A proposta tinha sido apresentada pelos membros permanentes Reino unido, França e Estados Unidos, contou com a abstenção de Cazaquistão, Etiópia e Egito entre os 15 membros deste órgão da ONU, mas bastava o veto de um dos outros dois membros permanentes do Conselho de Segurança para não passar.

Russos, pela sétima vez, e chineses, pela sexta, aliaram-se uma vez mais na proteção do governo sírio. Também a Bolívia votou contra.

A nova embaixadora norte-americana na ONU acusou a Rússia de “simplesmente não querer criticar o regime de Assad pelo uso de armas químicas”. “Esta é a verdade”, sublinhou Nikki Haley perante a assembleia do Conselho de Segurança.

“A mensagem enviada por este veto é a de que China e Rússia vão sempre proteger os amigos que recorrem a armas químicas para matar o próprio povo. Alguns dizem que nos devemos ficar apenas no ‘daesh’, mas os Estados Unidos condenam qualquer uso de armas químicas. Seja pelo ‘daesh’ ou por outro agente não-estatal”, acrescentou a embaixador dos Estados Unidos.

Antes mesmo de a resolução ir a votos em Nova Iorque, de visita ao Quirguistão, Vladimir Putin justificou o veto russo, que já era conhecido há vários dias.
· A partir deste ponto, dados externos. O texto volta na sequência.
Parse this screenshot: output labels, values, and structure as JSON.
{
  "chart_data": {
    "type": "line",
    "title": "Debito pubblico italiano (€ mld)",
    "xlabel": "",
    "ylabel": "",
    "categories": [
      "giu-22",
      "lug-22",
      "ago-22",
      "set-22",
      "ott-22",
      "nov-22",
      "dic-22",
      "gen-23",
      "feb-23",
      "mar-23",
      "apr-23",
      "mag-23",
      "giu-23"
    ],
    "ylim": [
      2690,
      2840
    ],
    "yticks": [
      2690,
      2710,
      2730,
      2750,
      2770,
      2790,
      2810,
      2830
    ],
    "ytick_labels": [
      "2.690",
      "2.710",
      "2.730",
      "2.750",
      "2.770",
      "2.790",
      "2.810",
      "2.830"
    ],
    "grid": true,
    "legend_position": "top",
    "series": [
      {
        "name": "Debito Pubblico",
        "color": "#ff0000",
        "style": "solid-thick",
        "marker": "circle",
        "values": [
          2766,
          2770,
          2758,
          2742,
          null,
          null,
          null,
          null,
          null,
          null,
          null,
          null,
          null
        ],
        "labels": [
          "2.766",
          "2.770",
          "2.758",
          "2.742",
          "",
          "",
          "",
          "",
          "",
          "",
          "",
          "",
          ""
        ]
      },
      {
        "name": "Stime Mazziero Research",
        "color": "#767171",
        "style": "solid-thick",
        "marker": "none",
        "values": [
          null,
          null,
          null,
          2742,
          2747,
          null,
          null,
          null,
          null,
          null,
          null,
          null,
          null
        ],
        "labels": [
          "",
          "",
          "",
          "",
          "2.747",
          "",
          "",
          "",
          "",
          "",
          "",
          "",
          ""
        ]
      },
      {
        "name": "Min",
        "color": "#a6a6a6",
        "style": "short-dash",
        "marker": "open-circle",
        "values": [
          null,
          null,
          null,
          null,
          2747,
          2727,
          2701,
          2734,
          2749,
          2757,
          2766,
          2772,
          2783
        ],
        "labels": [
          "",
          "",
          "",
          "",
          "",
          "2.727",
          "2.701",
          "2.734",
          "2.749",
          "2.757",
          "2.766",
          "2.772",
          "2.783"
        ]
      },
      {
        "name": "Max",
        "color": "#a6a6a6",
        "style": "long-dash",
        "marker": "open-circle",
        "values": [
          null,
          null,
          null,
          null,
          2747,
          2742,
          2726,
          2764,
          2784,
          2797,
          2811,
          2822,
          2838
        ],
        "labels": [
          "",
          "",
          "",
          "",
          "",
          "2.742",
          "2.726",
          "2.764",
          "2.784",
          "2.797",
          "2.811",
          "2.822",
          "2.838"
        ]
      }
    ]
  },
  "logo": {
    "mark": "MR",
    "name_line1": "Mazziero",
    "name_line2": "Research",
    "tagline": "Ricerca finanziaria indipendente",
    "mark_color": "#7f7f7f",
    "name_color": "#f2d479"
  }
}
“Julgo ser absolutamente inapropriado sancionar agora o governo sírio. Sobretudo porque não vai ajudar o processo de negociação. Aliás, só o irá prejudicar porque iria minar a confiança nas negociações em curso. Por isso, a Rússia não apoia quaisquer novas sanções contra a Síria”, afirmou Putin.

O Presidente russo referia-se às conversações de paz retomadas na semana passada entre o regime de Assad e a oposição síria em Genebra, na Suíça.
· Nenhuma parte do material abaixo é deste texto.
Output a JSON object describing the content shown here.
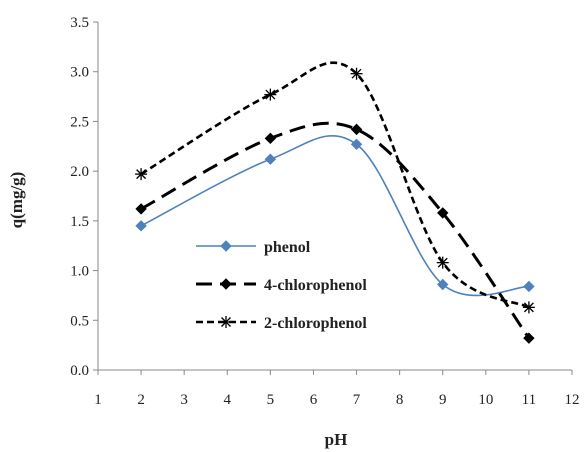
{
  "chart_data": {
    "type": "line",
    "title": "",
    "xlabel": "pH",
    "ylabel": "q(mg/g)",
    "xlim": [
      1,
      12
    ],
    "ylim": [
      0,
      3.5
    ],
    "x_ticks": [
      "1",
      "2",
      "3",
      "4",
      "5",
      "6",
      "7",
      "8",
      "9",
      "10",
      "11",
      "12"
    ],
    "y_ticks": [
      "0.0",
      "0.5",
      "1.0",
      "1.5",
      "2.0",
      "2.5",
      "3.0",
      "3.5"
    ],
    "grid": false,
    "legend_position": "center-left",
    "series": [
      {
        "name": "phenol",
        "x": [
          2,
          5,
          7,
          9,
          11
        ],
        "y": [
          1.45,
          2.12,
          2.27,
          0.86,
          0.84
        ],
        "color": "#4f81bd",
        "line_style": "solid",
        "marker": "diamond"
      },
      {
        "name": "4-chlorophenol",
        "x": [
          2,
          5,
          7,
          9,
          11
        ],
        "y": [
          1.62,
          2.33,
          2.42,
          1.58,
          0.32
        ],
        "color": "#000000",
        "line_style": "long-dash",
        "marker": "diamond"
      },
      {
        "name": "2-chlorophenol",
        "x": [
          2,
          5,
          7,
          9,
          11
        ],
        "y": [
          1.97,
          2.77,
          2.98,
          1.08,
          0.63
        ],
        "color": "#000000",
        "line_style": "short-dash",
        "marker": "asterisk"
      }
    ]
  }
}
O chefe da delegação da Alta Comissão de Negociações (ACN) da oposição síria tinha apelado segunda-feira a Moscovo para que tomasse “o partido do povo sírio e não o de alguém que está a destruir o seu país para se manter no poder”.
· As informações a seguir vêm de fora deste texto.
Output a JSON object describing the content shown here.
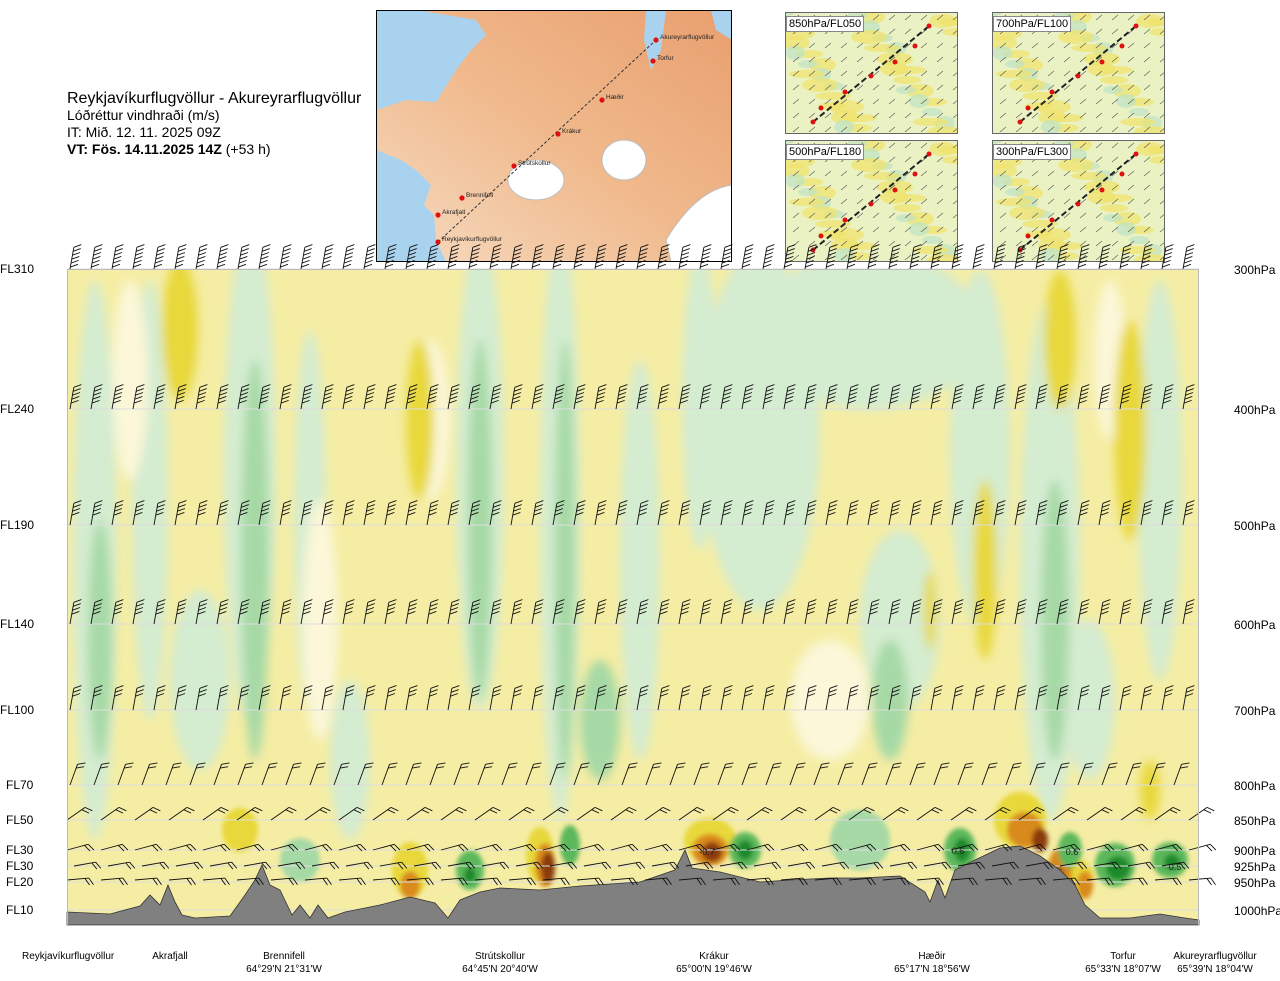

Nasser a-Hariri revelou ter para esta terça-feira uma reunião marcada com uma alta delegação russa, incluindo o vice-ministro dos Negócios Estranheiros, Guennadi Gatilov, e o encarregado do mesmo ministério para o Médio Oriente, Serguei Verchinin. O apelo não terá tido grandes efeitos junto do governo liderado por Vladimir Putin, um assumido aliado de Bashar al-Assad em especial depois das sanções aplicadas pelo ocidente a Moscovo devido à interferência no conflito ucraniano e à anexação da Crimeia.